Às vésperas da inauguração do Beira-Rio, restava ao Inter se despedir dos Eucaliptos, primeira casa colorada de fato, endereço de alguns dos maiores elencos da história vermelha, responsável por elevar o clube a um patamar de protagonismo nacional. Como não poderia deixar de ser, não era nada fácil para a torcida o rito de passagem de bastão da Silveiro para a beira do Guaíba. Ao mesmo tempo, porém, como já havia passado mais de uma década desde o início da construção do Gigante, a ideia do adeus ao histórico estádio parecia ter sido bem assimilada por grande parte dos colorados e coloradas. Assim, o que poderia ser um momento triste, foi na verdade uma grande festa, quando, no dia 26 de março, Inter e Rio Grande disputaram o amistoso que serviu de capítulo final na história do Estádio dos Eucaliptos.

O resultado da partida, goleada de 4 a 1 para o Inter, serviu para lembrar a todos os presentes das acachapantes vitórias que Tesourinha e Carlitos, Bodinho e Larry, cada dupla ao seu tempo e com seus respectivos companheiros, impuseram aos rivais colorados ao longo das décadas de 40 e 50. O triunfo de 1969, inclusive, contou com a presença de Tesourinha, que atuou nos minutos finais de jogo. Os gols vermelhos foram marcados por Sérgio, Marciano, Gilson Porto e Valdomiro, camisa sete que viria a se consagrar como um dos maiores ídolos da história do Clube do Povo nos anos seguintes.

Certamente, não existiu quem tenha segurado às lágrimas após o último dos apitos. Lágrimas que não eram de tristeza, mas sim nostalgia, e, por que não, felicidade, fruto das memórias de todas as alegrias que o gramado dos Eucaliptos havia proporcionado. Encerrando a noite festiva, Tesourinha retirou as redes de uma das goleiras, em uma despedida pessoal daquele barbante que tanto fez trabalhar quando jogador.

Grandioso e sublime, o Gigante estava pronto para receber mais de 100 mil pessoas no domingo de 06 de abril. Para além da beleza, o Beira-Rio também chamava atenção pela modernidade de suas instalações. Eram 28 cabines de imprensa, quatro delas destinadas à TV, outras quatro à imprensa escrita, e as demais a emissoras de rádio. O acesso ao setor ocorria através de luxuosos elevadores, que também conduziam às tribunas, ou por meio de artísticas escadarias, exclusivas para os profissionais da mídia. Quanto às cabines, inclusive, salienta-se que o novo estádio colorado era o único no mundo a ter uma destas equipada com Telex, sistema que no dia da inauguração transmitiu informações para Londres e Lisboa.
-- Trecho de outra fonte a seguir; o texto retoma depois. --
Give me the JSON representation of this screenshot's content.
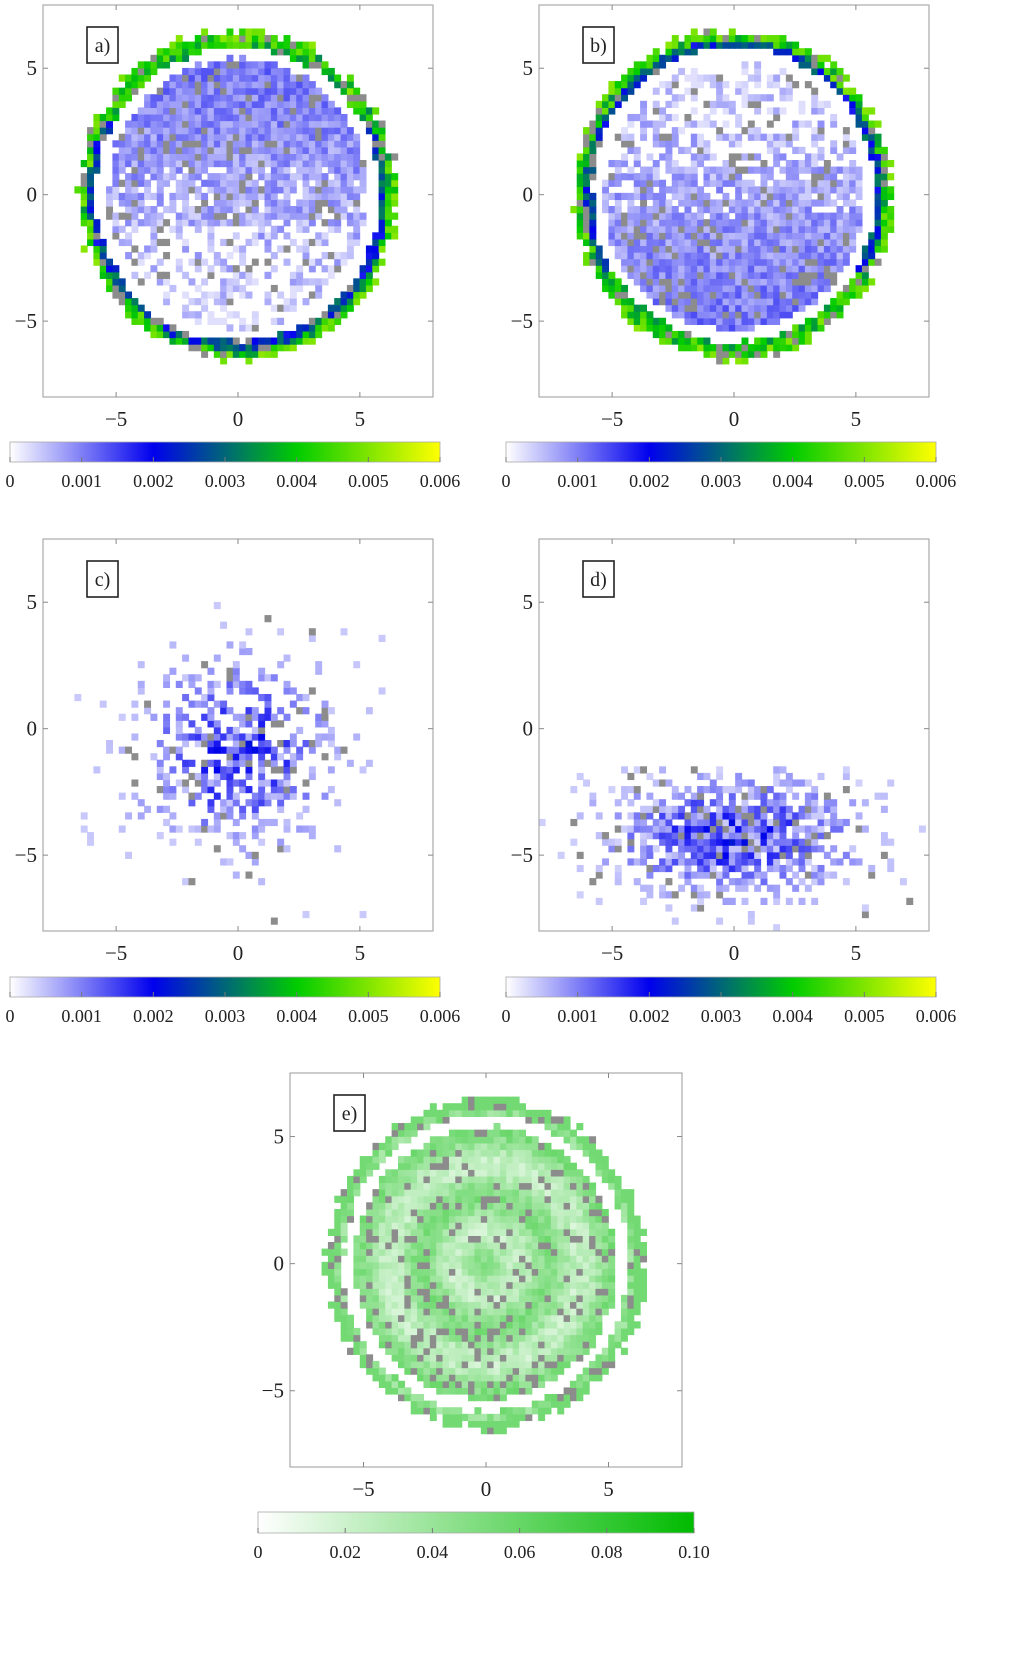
{
  "chart_data": [
    {
      "type": "heatmap",
      "label": "a)",
      "xlim": [
        -8,
        8
      ],
      "ylim": [
        -8,
        7.5
      ],
      "xticks": [
        -5,
        0,
        5
      ],
      "yticks": [
        -5,
        0,
        5
      ],
      "xtick_labels": [
        "−5",
        "0",
        "5"
      ],
      "ytick_labels": [
        "−5",
        "0",
        "5"
      ],
      "disk_radius": 6.5,
      "gap_radius": 5.6,
      "concentration": "top",
      "colorbar": {
        "min": 0,
        "max": 0.006,
        "ticks": [
          "0",
          "0.001",
          "0.002",
          "0.003",
          "0.004",
          "0.005",
          "0.006"
        ],
        "colors": [
          "#ffffff",
          "#0000ee",
          "#00cc00",
          "#ffff00"
        ]
      }
    },
    {
      "type": "heatmap",
      "label": "b)",
      "xlim": [
        -8,
        8
      ],
      "ylim": [
        -8,
        7.5
      ],
      "xticks": [
        -5,
        0,
        5
      ],
      "yticks": [
        -5,
        0,
        5
      ],
      "xtick_labels": [
        "−5",
        "0",
        "5"
      ],
      "ytick_labels": [
        "−5",
        "0",
        "5"
      ],
      "disk_radius": 6.5,
      "gap_radius": 5.6,
      "concentration": "bottom",
      "colorbar": {
        "min": 0,
        "max": 0.006,
        "ticks": [
          "0",
          "0.001",
          "0.002",
          "0.003",
          "0.004",
          "0.005",
          "0.006"
        ],
        "colors": [
          "#ffffff",
          "#0000ee",
          "#00cc00",
          "#ffff00"
        ]
      }
    },
    {
      "type": "heatmap",
      "label": "c)",
      "xlim": [
        -8,
        8
      ],
      "ylim": [
        -8,
        7.5
      ],
      "xticks": [
        -5,
        0,
        5
      ],
      "yticks": [
        -5,
        0,
        5
      ],
      "xtick_labels": [
        "−5",
        "0",
        "5"
      ],
      "ytick_labels": [
        "−5",
        "0",
        "5"
      ],
      "cloud_center": [
        0,
        -1
      ],
      "cloud_spread": [
        2.6,
        2.4
      ],
      "concentration": "scattered",
      "colorbar": {
        "min": 0,
        "max": 0.006,
        "ticks": [
          "0",
          "0.001",
          "0.002",
          "0.003",
          "0.004",
          "0.005",
          "0.006"
        ],
        "colors": [
          "#ffffff",
          "#0000ee",
          "#00cc00",
          "#ffff00"
        ]
      }
    },
    {
      "type": "heatmap",
      "label": "d)",
      "xlim": [
        -8,
        8
      ],
      "ylim": [
        -8,
        7.5
      ],
      "xticks": [
        -5,
        0,
        5
      ],
      "yticks": [
        -5,
        0,
        5
      ],
      "xtick_labels": [
        "−5",
        "0",
        "5"
      ],
      "ytick_labels": [
        "−5",
        "0",
        "5"
      ],
      "cloud_center": [
        0,
        -4.2
      ],
      "cloud_spread": [
        4.5,
        2.0
      ],
      "concentration": "lower-cap",
      "colorbar": {
        "min": 0,
        "max": 0.006,
        "ticks": [
          "0",
          "0.001",
          "0.002",
          "0.003",
          "0.004",
          "0.005",
          "0.006"
        ],
        "colors": [
          "#ffffff",
          "#0000ee",
          "#00cc00",
          "#ffff00"
        ]
      }
    },
    {
      "type": "heatmap",
      "label": "e)",
      "xlim": [
        -8,
        8
      ],
      "ylim": [
        -8,
        7.5
      ],
      "xticks": [
        -5,
        0,
        5
      ],
      "yticks": [
        -5,
        0,
        5
      ],
      "xtick_labels": [
        "−5",
        "0",
        "5"
      ],
      "ytick_labels": [
        "−5",
        "0",
        "5"
      ],
      "disk_radius": 6.5,
      "gap_radius": 5.6,
      "concentration": "concentric-rings",
      "colorbar": {
        "min": 0,
        "max": 0.1,
        "ticks": [
          "0",
          "0.02",
          "0.04",
          "0.06",
          "0.08",
          "0.10"
        ],
        "colors": [
          "#ffffff",
          "#00bb00"
        ]
      }
    }
  ]
}
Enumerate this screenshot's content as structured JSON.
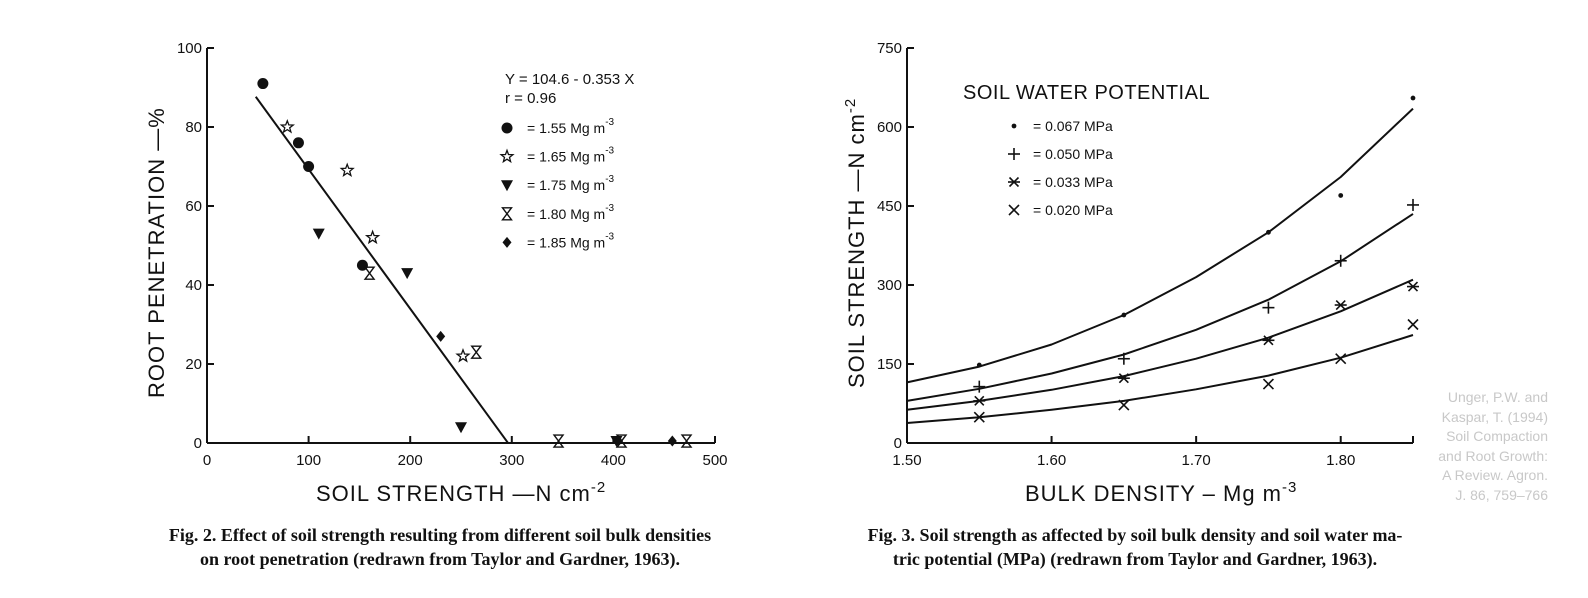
{
  "chart_data": [
    {
      "type": "scatter",
      "xlabel": "SOIL STRENGTH  —N cm",
      "xlabel_sup": "-2",
      "ylabel": "ROOT PENETRATION   —%",
      "xlim": [
        0,
        500
      ],
      "ylim": [
        0,
        100
      ],
      "x_ticks": [
        0,
        100,
        200,
        300,
        400,
        500
      ],
      "y_ticks": [
        0,
        20,
        40,
        60,
        80,
        100
      ],
      "equation": "Y = 104.6 - 0.353 X",
      "r_text": "r = 0.96",
      "regression": {
        "intercept": 104.6,
        "slope": -0.353,
        "x_range": [
          48,
          296
        ]
      },
      "legend_position": "top-right",
      "series": [
        {
          "name": "= 1.55 Mg m",
          "sup": "-3",
          "marker": "circle",
          "points": [
            [
              55,
              91
            ],
            [
              90,
              76
            ],
            [
              100,
              70
            ],
            [
              153,
              45
            ]
          ]
        },
        {
          "name": "= 1.65 Mg m",
          "sup": "-3",
          "marker": "star",
          "points": [
            [
              79,
              80
            ],
            [
              138,
              69
            ],
            [
              163,
              52
            ],
            [
              252,
              22
            ]
          ]
        },
        {
          "name": "= 1.75 Mg m",
          "sup": "-3",
          "marker": "triangle-down",
          "points": [
            [
              110,
              53
            ],
            [
              197,
              43
            ],
            [
              250,
              4
            ],
            [
              403,
              0.5
            ]
          ]
        },
        {
          "name": "= 1.80 Mg m",
          "sup": "-3",
          "marker": "hourglass",
          "points": [
            [
              160,
              43
            ],
            [
              265,
              23
            ],
            [
              346,
              0.5
            ],
            [
              408,
              0.5
            ],
            [
              472,
              0.5
            ]
          ]
        },
        {
          "name": "= 1.85 Mg m",
          "sup": "-3",
          "marker": "diamond",
          "points": [
            [
              230,
              27
            ],
            [
              405,
              0.5
            ],
            [
              458,
              0.5
            ]
          ]
        }
      ]
    },
    {
      "type": "line",
      "xlabel": "BULK DENSITY – Mg m",
      "xlabel_sup": "-3",
      "ylabel": "SOIL STRENGTH  —N cm",
      "ylabel_sup": "-2",
      "xlim": [
        1.5,
        1.85
      ],
      "ylim": [
        0,
        750
      ],
      "x_ticks": [
        1.5,
        1.6,
        1.7,
        1.8
      ],
      "x_tick_labels": [
        "1.50",
        "1.60",
        "1.70",
        "1.80"
      ],
      "y_ticks": [
        0,
        150,
        300,
        450,
        600,
        750
      ],
      "legend_title": "SOIL WATER POTENTIAL",
      "legend_position": "top-left",
      "series": [
        {
          "name": "= 0.067 MPa",
          "marker": "dot",
          "points": [
            [
              1.55,
              148
            ],
            [
              1.65,
              243
            ],
            [
              1.75,
              400
            ],
            [
              1.8,
              470
            ],
            [
              1.85,
              655
            ]
          ],
          "curve": [
            [
              1.5,
              115
            ],
            [
              1.55,
              145
            ],
            [
              1.6,
              187
            ],
            [
              1.65,
              243
            ],
            [
              1.7,
              315
            ],
            [
              1.75,
              400
            ],
            [
              1.8,
              505
            ],
            [
              1.85,
              635
            ]
          ]
        },
        {
          "name": "= 0.050 MPa",
          "marker": "plus",
          "points": [
            [
              1.55,
              107
            ],
            [
              1.65,
              160
            ],
            [
              1.75,
              257
            ],
            [
              1.8,
              346
            ],
            [
              1.85,
              452
            ]
          ],
          "curve": [
            [
              1.5,
              80
            ],
            [
              1.55,
              103
            ],
            [
              1.6,
              132
            ],
            [
              1.65,
              168
            ],
            [
              1.7,
              215
            ],
            [
              1.75,
              272
            ],
            [
              1.8,
              345
            ],
            [
              1.85,
              435
            ]
          ]
        },
        {
          "name": "= 0.033 MPa",
          "marker": "asterisk",
          "points": [
            [
              1.55,
              80
            ],
            [
              1.65,
              123
            ],
            [
              1.75,
              195
            ],
            [
              1.8,
              262
            ],
            [
              1.85,
              297
            ]
          ],
          "curve": [
            [
              1.5,
              63
            ],
            [
              1.55,
              80
            ],
            [
              1.6,
              101
            ],
            [
              1.65,
              127
            ],
            [
              1.7,
              160
            ],
            [
              1.75,
              200
            ],
            [
              1.8,
              250
            ],
            [
              1.85,
              310
            ]
          ]
        },
        {
          "name": "= 0.020 MPa",
          "marker": "x",
          "points": [
            [
              1.55,
              49
            ],
            [
              1.65,
              72
            ],
            [
              1.75,
              112
            ],
            [
              1.8,
              160
            ],
            [
              1.85,
              225
            ]
          ],
          "curve": [
            [
              1.5,
              38
            ],
            [
              1.55,
              49
            ],
            [
              1.6,
              63
            ],
            [
              1.65,
              80
            ],
            [
              1.7,
              102
            ],
            [
              1.75,
              128
            ],
            [
              1.8,
              162
            ],
            [
              1.85,
              205
            ]
          ]
        }
      ]
    }
  ],
  "captions": {
    "fig2_line1": "Fig. 2.  Effect of soil strength resulting from different soil bulk densities",
    "fig2_line2": "on root penetration (redrawn from Taylor and Gardner, 1963).",
    "fig3_line1": "Fig. 3.  Soil strength as affected by soil bulk density and soil water ma-",
    "fig3_line2": "tric potential (MPa) (redrawn from Taylor and Gardner, 1963)."
  },
  "credit": {
    "line1": "Unger, P.W. and",
    "line2": "Kaspar, T. (1994)",
    "line3": "Soil Compaction",
    "line4": "and Root Growth:",
    "line5": "A Review. Agron.",
    "line6": "J. 86, 759–766"
  }
}
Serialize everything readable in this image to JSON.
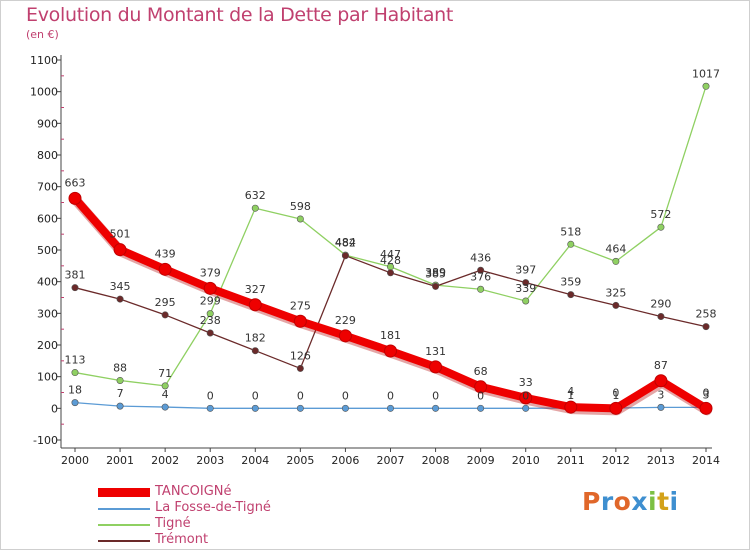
{
  "header": {
    "title": "Evolution du Montant de la Dette par Habitant",
    "unit": "(en €)"
  },
  "logo": {
    "text": "Proxiti",
    "colors": [
      "#e0672a",
      "#3e8fd0",
      "#e0672a",
      "#3e8fd0",
      "#7cc043",
      "#d3a21a",
      "#3e8fd0"
    ]
  },
  "chart_data": {
    "type": "line",
    "title": "Evolution du Montant de la Dette par Habitant",
    "xlabel": "",
    "ylabel": "(en €)",
    "x": [
      "2000",
      "2001",
      "2002",
      "2003",
      "2004",
      "2005",
      "2006",
      "2007",
      "2008",
      "2009",
      "2010",
      "2011",
      "2012",
      "2013",
      "2014"
    ],
    "ylim": [
      -100,
      1100
    ],
    "yticks": [
      -100,
      0,
      100,
      200,
      300,
      400,
      500,
      600,
      700,
      800,
      900,
      1000,
      1100
    ],
    "grid": false,
    "legend": "bottom-left",
    "series": [
      {
        "name": "TANCOIGNé",
        "color": "#ee0000",
        "values": [
          663,
          501,
          439,
          379,
          327,
          275,
          229,
          181,
          131,
          68,
          33,
          4,
          0,
          87,
          0
        ],
        "labels": [
          "663",
          "501",
          "439",
          "379",
          "327",
          "275",
          "229",
          "181",
          "131",
          "68",
          "33",
          "4",
          "0",
          "87",
          "0"
        ]
      },
      {
        "name": "La Fosse-de-Tigné",
        "color": "#5b9bd5",
        "values": [
          18,
          7,
          4,
          0,
          0,
          0,
          0,
          0,
          0,
          0,
          0,
          1,
          1,
          3,
          3
        ],
        "labels": [
          "18",
          "7",
          "4",
          "0",
          "0",
          "0",
          "0",
          "0",
          "0",
          "0",
          "0",
          "1",
          "1",
          "3",
          "3"
        ]
      },
      {
        "name": "Tigné",
        "color": "#8fd062",
        "values": [
          113,
          88,
          71,
          299,
          632,
          598,
          484,
          447,
          389,
          376,
          339,
          518,
          464,
          572,
          1017
        ],
        "labels": [
          "113",
          "88",
          "71",
          "299",
          "632",
          "598",
          "484",
          "447",
          "389",
          "376",
          "339",
          "518",
          "464",
          "572",
          "1017"
        ]
      },
      {
        "name": "Trémont",
        "color": "#6b2a2a",
        "values": [
          381,
          345,
          295,
          238,
          182,
          126,
          482,
          428,
          385,
          436,
          397,
          359,
          325,
          290,
          258
        ],
        "labels": [
          "381",
          "345",
          "295",
          "238",
          "182",
          "126",
          "482",
          "428",
          "385",
          "436",
          "397",
          "359",
          "325",
          "290",
          "258"
        ]
      }
    ]
  }
}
O luxo, diga-se, não era exclusivo aos jornalistas, sendo também compartilhado pelos atletas, que contavam com banheiras térmicas no vestiário, artigo raro nos campos espalhados pelo mundo; e torcedores, que daquele momento em diante teriam o privilégio de acompanhar informações sobre as partidas no exuberante placar eletrônico localizado atrás da goleira sul do Beira-Rio. Assim, à altura da expectativa criada ao longo de treze anos de obras, pronto para exercer papel de destaque a nível nacional e também internacional, honrando o projeto de Ephraim, o trabalho de Borda, o empenho de Tedesco, Herrmann e, principalmente, toda esperança e entrega da torcida vermelha; o Gigante despertou para o domingo de páscoa. Dia em que a capital dos gaúchos acordou muito antes do nascer do sol, já pintada em alvirrubro. Em 6 de abril de 1969, todos foram tirados da cama mais cedo, ainda na – colorada – alvorada.